Schulen sparten und wurden dafür vom Landkreis geehrt

Energiefresser finden

Gewinner: Landrat Frank-Martin Neupärtl (links) überreicht mit dem Energiebeauftragten Dirk Schnurr (hinten rechts) Vertretern von sieben Schulen die Auszeichnungen. Foto: Nieswandt

Schwalm-Eder. Dafür, dass sie ihre Heizung beim Lüften ausschalten und immer auf der Suche nach Energiefressern sind, wurden am Mittwoch in der Homberger Kreisverwaltung sieben Schulen aus dem Schwalm-Eder-Kreis geehrt.
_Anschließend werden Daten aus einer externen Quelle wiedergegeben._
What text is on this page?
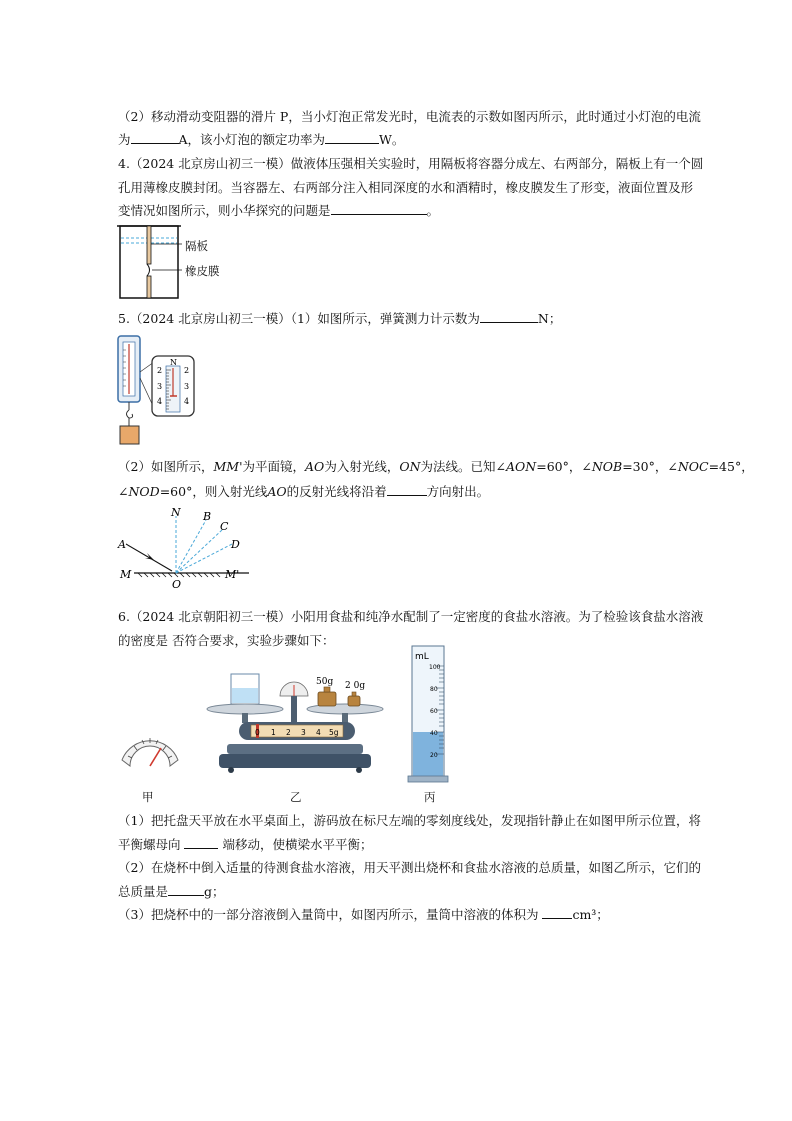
（2）移动滑动变阻器的滑片 P，当小灯泡正常发光时，电流表的示数如图丙所示，此时通过小灯泡的电流
为	A，该小灯泡的额定功率为	W。
4.（2024 北京房山初三一模）做液体压强相关实验时，用隔板将容器分成左、右两部分，隔板上有一个圆
孔用薄橡皮膜封闭。当容器左、右两部分注入相同深度的水和酒精时，橡皮膜发生了形变，液面位置及形
变情况如图所示，则小华探究的问题是	。
隔板
橡皮膜
5.（2024 北京房山初三一模）（1）如图所示，弹簧测力计示数为	N；
N
2
3
4
2
3
4
（2）如图所示，MM'为平面镜，AO为入射光线，ON为法线。已知∠AON=60°，∠NOB=30°，∠NOC=45°，
∠NOD=60°，则入射光线AO的反射光线将沿着	方向射出。
N B
C
D
A
M	M'
O
6.（2024 北京朝阳初三一模）小阳用食盐和纯净水配制了一定密度的食盐水溶液。为了检验该食盐水溶液
的密度是 否符合要求，实验步骤如下：
50g 2 0g
0 1 2 3 4 5g
mL
100
80
60
40
20
甲	乙	丙
（1）把托盘天平放在水平桌面上，游码放在标尺左端的零刻度线处，发现指针静止在如图甲所示位置，将
平衡螺母向	端移动，使横梁水平平衡；
（2）在烧杯中倒入适量的待测食盐水溶液，用天平测出烧杯和食盐水溶液的总质量，如图乙所示，它们的
总质量是	g；
（3）把烧杯中的一部分溶液倒入量筒中，如图丙所示，量筒中溶液的体积为 cm³；
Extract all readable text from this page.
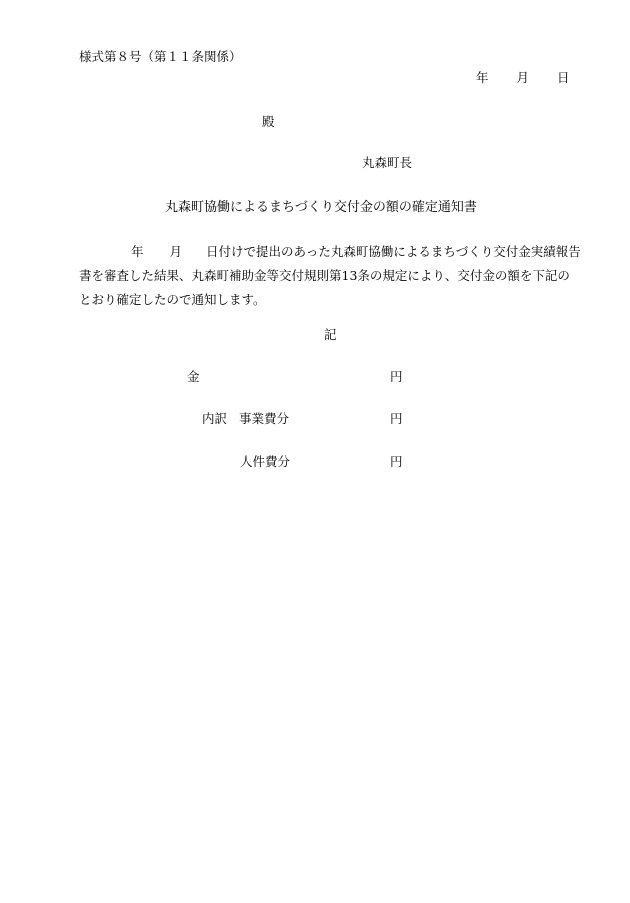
様式第８号（第１１条関係）
年 月 日
殿
丸森町長
丸森町協働によるまちづくり交付金の額の確定通知書
年 月 日付けで提出のあった丸森町協働によるまちづくり交付金実績報告書を審査した結果、丸森町補助金等交付規則第13条の規定により、交付金の額を下記のとおり確定したので通知します。
記
金	円
内訳 事業費分	円
人件費分	円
Die sieben Schulen, die ausgezeichnet wurden, erreichten die meisten Energiepunkte. Diese sind: Die Drei-Burgen-Schule Felsberg, die König-Heinrich-Schule Fritzlar, die Grundschule Guxhagen, die Theodor-Heuss-Schule Homberg, die Wolfgang-Fleischert-Schule Röhrenfurt, das Schwalmgymnasium Treysa sowie die Schule am Reiherwald Wabern. Die Auszeichnungen überreichten Landrat Frank-Martin Neupärtl und der Energiebeauftrage des Kreises Dirk Schnurr.

Ein Modell mit Regeln

Bereits im Jahr 1998 wurde das Pädagogische Prämienmodell ins Leben gerufen. Damals ging es allerdings noch darum, einen möglichst geringen Energieverbrauch zu verbuchen. Vor sieben Jahren erfolgte dann die Umstellung, die mehr Wert auf Pädagogik als auf den tatsächlichen Verbrauch legt.
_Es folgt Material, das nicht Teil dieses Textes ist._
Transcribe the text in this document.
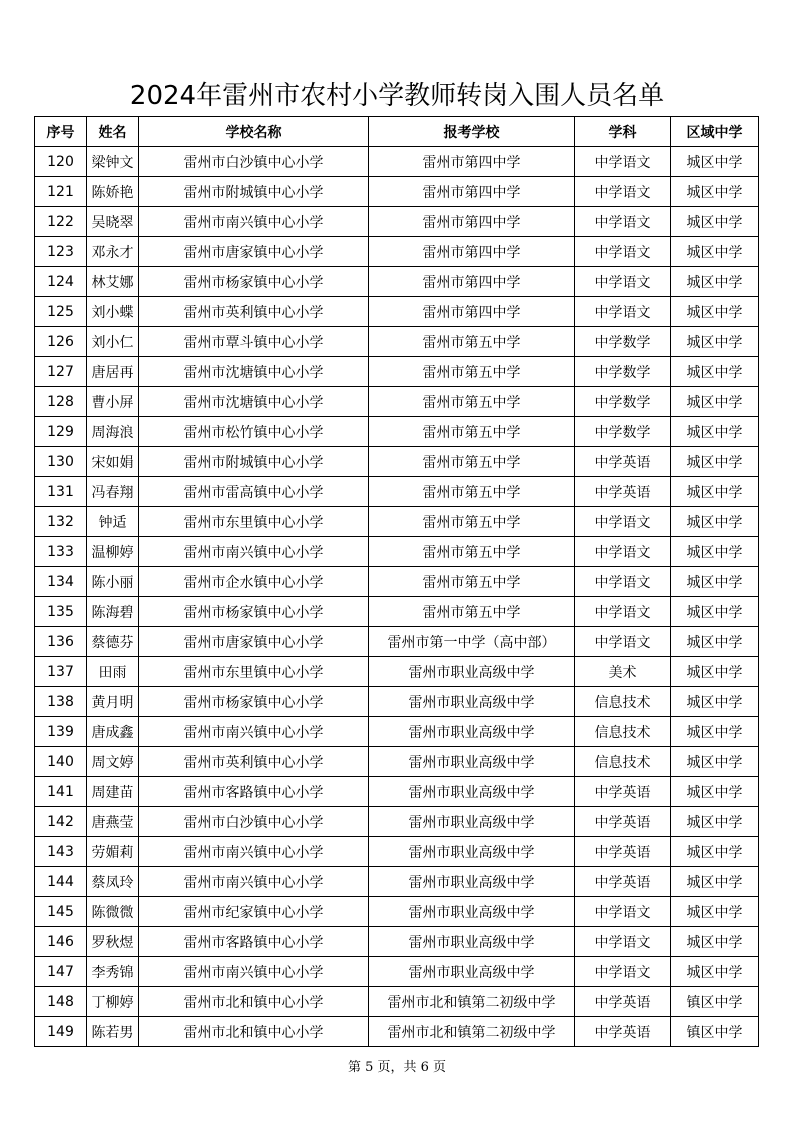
2024年雷州市农村小学教师转岗入围人员名单
序号	姓名	学校名称	报考学校	学科	区域中学
120	梁钟文	雷州市白沙镇中心小学	雷州市第四中学	中学语文	城区中学
121	陈娇艳	雷州市附城镇中心小学	雷州市第四中学	中学语文	城区中学
122	吴晓翠	雷州市南兴镇中心小学	雷州市第四中学	中学语文	城区中学
123	邓永才	雷州市唐家镇中心小学	雷州市第四中学	中学语文	城区中学
124	林艾娜	雷州市杨家镇中心小学	雷州市第四中学	中学语文	城区中学
125	刘小蝶	雷州市英利镇中心小学	雷州市第四中学	中学语文	城区中学
126	刘小仁	雷州市覃斗镇中心小学	雷州市第五中学	中学数学	城区中学
127	唐居再	雷州市沈塘镇中心小学	雷州市第五中学	中学数学	城区中学
128	曹小屏	雷州市沈塘镇中心小学	雷州市第五中学	中学数学	城区中学
129	周海浪	雷州市松竹镇中心小学	雷州市第五中学	中学数学	城区中学
130	宋如娟	雷州市附城镇中心小学	雷州市第五中学	中学英语	城区中学
131	冯春翔	雷州市雷高镇中心小学	雷州市第五中学	中学英语	城区中学
132	钟适	雷州市东里镇中心小学	雷州市第五中学	中学语文	城区中学
133	温柳婷	雷州市南兴镇中心小学	雷州市第五中学	中学语文	城区中学
134	陈小丽	雷州市企水镇中心小学	雷州市第五中学	中学语文	城区中学
135	陈海碧	雷州市杨家镇中心小学	雷州市第五中学	中学语文	城区中学
136	蔡德芬	雷州市唐家镇中心小学	雷州市第一中学（高中部）	中学语文	城区中学
137	田雨	雷州市东里镇中心小学	雷州市职业高级中学	美术	城区中学
138	黄月明	雷州市杨家镇中心小学	雷州市职业高级中学	信息技术	城区中学
139	唐成鑫	雷州市南兴镇中心小学	雷州市职业高级中学	信息技术	城区中学
140	周文婷	雷州市英利镇中心小学	雷州市职业高级中学	信息技术	城区中学
141	周建苗	雷州市客路镇中心小学	雷州市职业高级中学	中学英语	城区中学
142	唐燕莹	雷州市白沙镇中心小学	雷州市职业高级中学	中学英语	城区中学
143	劳媚莉	雷州市南兴镇中心小学	雷州市职业高级中学	中学英语	城区中学
144	蔡凤玲	雷州市南兴镇中心小学	雷州市职业高级中学	中学英语	城区中学
145	陈微微	雷州市纪家镇中心小学	雷州市职业高级中学	中学语文	城区中学
146	罗秋煜	雷州市客路镇中心小学	雷州市职业高级中学	中学语文	城区中学
147	李秀锦	雷州市南兴镇中心小学	雷州市职业高级中学	中学语文	城区中学
148	丁柳婷	雷州市北和镇中心小学	雷州市北和镇第二初级中学	中学英语	镇区中学
149	陈若男	雷州市北和镇中心小学	雷州市北和镇第二初级中学	中学英语	镇区中学
第 5 页，共 6 页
Schülern und Lehrern soll bewusst gemacht werden, dass ein laufender Fernseher, wenn niemand im Raum ist, unnötig Energie verbraucht, die man auch einsparen könnte. In Schulen werden beispielsweise Energiededektive gewählt, die darauf achten, dass Heizungen beim Lüften ausgeschaltet werden und dass das Licht nicht unnötig brennt. Außerdem gibt es spezielle Verhaltensregeln, die für die jüngeren Klassenstufen auch spielerisch, in Projekttagen gelehrt werden. Für das Schuljahr 2012/2013 nahmen 50 von 71 Schulen am Modell teil. Etwa 70 Prozent aller Schulen seien regelmäßig vertreten, wie Dirk Schnurr mitteilte. Belohnt wurden die Schulen mit einer Gesamtsumme von 27 640 Euro.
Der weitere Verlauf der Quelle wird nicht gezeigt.